The company allowed its heaviest iron, the Mac Pro, to languish for years with only minor refreshes to keep it chugging along. Then in 2013 the company introduced a completely reinvented Mac Pro. “Can’t innovate anymore, my ass,” was the retort from Apple VP Phil Schiller when he introduced the new Mac at an Apple event. And it was an innovative device – a turbine-shaped parallel-processing monster designed for people who needed to crunch a lot of data quickly. As well-suited to engineers and scientists calculating huge data arrays as it was towards creative pros working with high-res photos, 4K video, multiple tracks of high bit-rate audio and more.
The Mac Pro hasn’t been touched with any sort of in-line refresh since then. Three years ago. Even the “cheese grater” Mac Pro that preceded the current “Trash Can” model saw occasional updates with new graphics cards and CPUs.
Apple just introduced an updated MacBook Pro. The MacBook Pro is thinner and faster than ever before and Apple vaunts the Touch Bar as a huge advance forward for creative professionals, but in other respects, it’s fallen short. It’s limited to 16 GB RAM, for example – a critical shortcoming for some creative pros working with really large files and multiple applications. It can’t connect to the huge number of USB and Thunderbolt peripherals already in use without using ugly, expensive “dongles.” Why apply the “Pro” appellation if this isn’t, in fact, aimed at pros?
Word emerged yesterday that Apple had eliminated the position of its manager of user automation, Sal Soghoian. Sal is well known in creative and developer communities. A creative pro himself, Sal came to Apple almost 20 years ago after realizing how powerful user scripting tools like AppleScript could be. Sal once shared Apple’s Worldwide Developer Conference stage with Steve Jobs to introduce Automator, a key scripting tool developed by Apple.
What’s going to happen to automation technology in macOS going forward, however, is anyone’s guess.

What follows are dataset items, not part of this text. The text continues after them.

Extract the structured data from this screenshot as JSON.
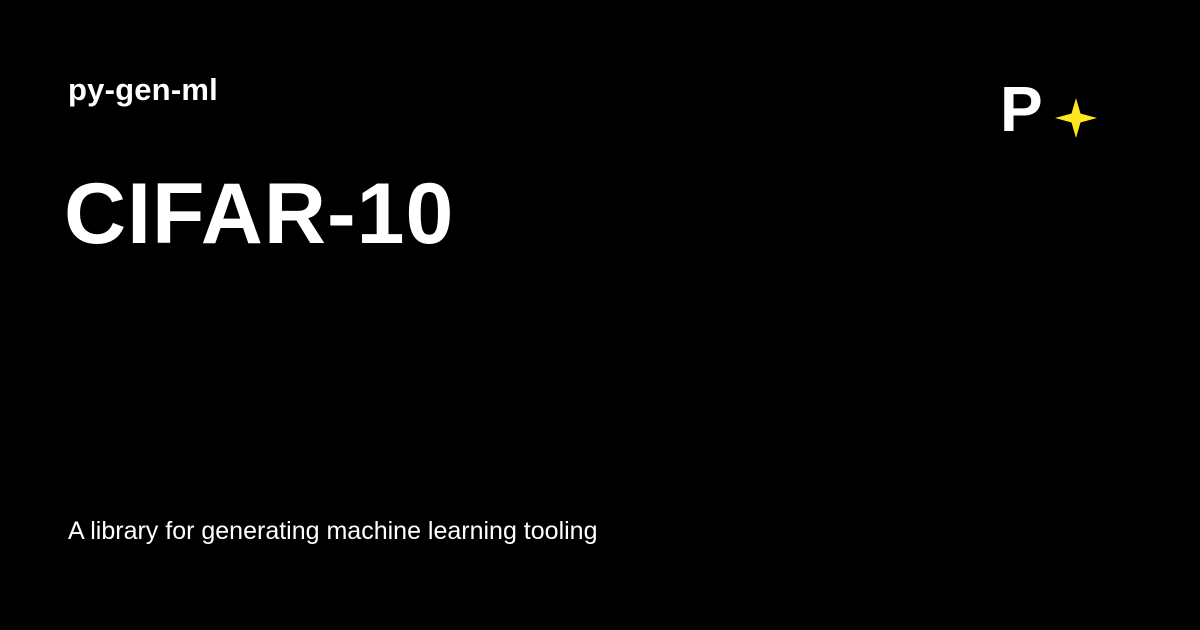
{
  "card": {
    "project_name": "py-gen-ml",
    "title": "CIFAR-10",
    "description": "A library for generating machine learning tooling",
    "logo": {
      "letter": "P",
      "icon": "sparkle-icon",
      "letter_color": "#ffffff",
      "sparkle_color": "#ffe51f"
    }
  }
}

Apple’s decision to eliminate the position of the one person who was shepherding the technology does not speak well of its priorities.

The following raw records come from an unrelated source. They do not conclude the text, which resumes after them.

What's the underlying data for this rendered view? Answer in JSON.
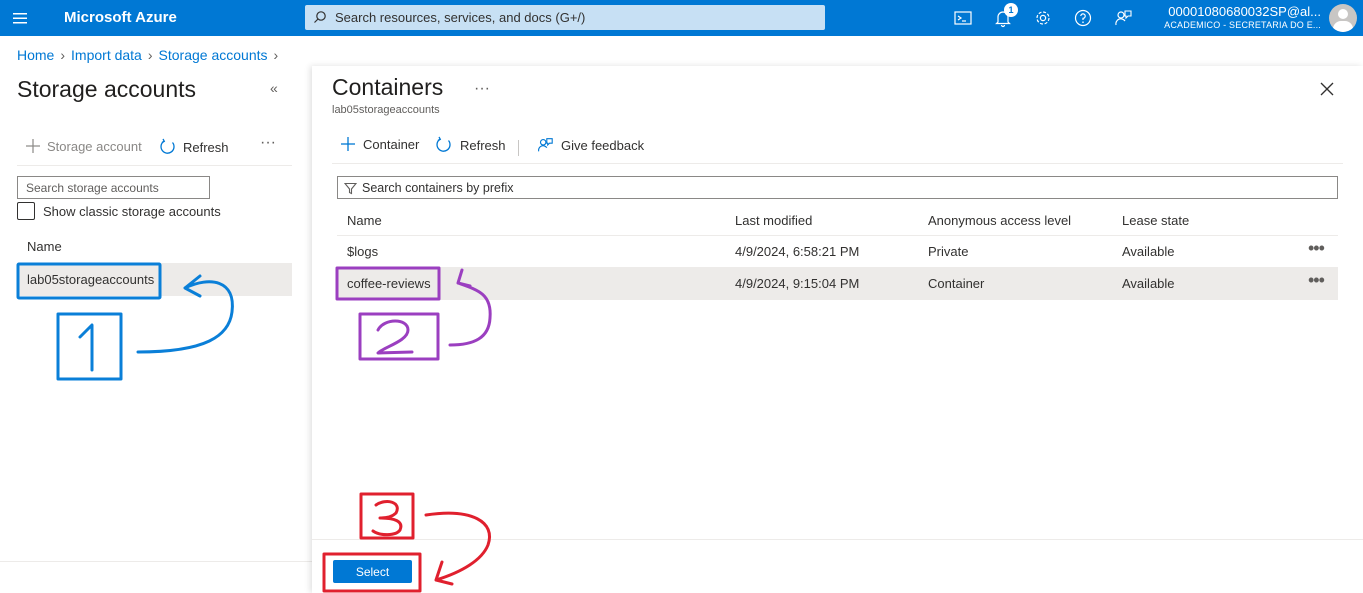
{
  "topbar": {
    "brand": "Microsoft Azure",
    "search_placeholder": "Search resources, services, and docs (G+/)",
    "notification_count": "1",
    "user": "00001080680032SP@al...",
    "org": "ACADEMICO - SECRETARIA DO E..."
  },
  "breadcrumb": [
    "Home",
    "Import data",
    "Storage accounts"
  ],
  "left": {
    "title": "Storage accounts",
    "collapse": "«",
    "add_label": "Storage account",
    "refresh_label": "Refresh",
    "more": "···",
    "search_placeholder": "Search storage accounts",
    "classic_label": "Show classic storage accounts",
    "name_header": "Name",
    "selected_account": "lab05storageaccounts"
  },
  "panel": {
    "title": "Containers",
    "more": "···",
    "subtitle": "lab05storageaccounts",
    "toolbar": {
      "container": "Container",
      "refresh": "Refresh",
      "feedback": "Give feedback"
    },
    "search_placeholder": "Search containers by prefix",
    "columns": [
      "Name",
      "Last modified",
      "Anonymous access level",
      "Lease state"
    ],
    "rows": [
      {
        "name": "$logs",
        "modified": "4/9/2024, 6:58:21 PM",
        "access": "Private",
        "lease": "Available",
        "more": "•••"
      },
      {
        "name": "coffee-reviews",
        "modified": "4/9/2024, 9:15:04 PM",
        "access": "Container",
        "lease": "Available",
        "more": "•••"
      }
    ],
    "select_label": "Select"
  },
  "annotations": {
    "step1": "1",
    "step2": "2",
    "step3": "3",
    "colors": {
      "step1": "#0a7fd8",
      "step2": "#9b3fc0",
      "step3": "#e0202e"
    }
  }
}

Twenty years ago, when Soghoian started at Apple, Apple was in a very different place than it is now. It was before the iPhone, before the iPod, even before the iMac. Apple was on the rocks, having been beaten pretty badly in the personal computer market by Microsoft. The company was months away from running out of money and possibly shutting down or selling off to the highest bidder. Creative pros were one of the very few market segments that were even interested in Apple anymore. Apple knew that and counted on them to help keep the home fires burning.
Those same customers seemingly aren’t enough of a market for Apple to bother with anymore. Which brings to mind an old aphorism: “If you don’t take care of your customers, someone else will.”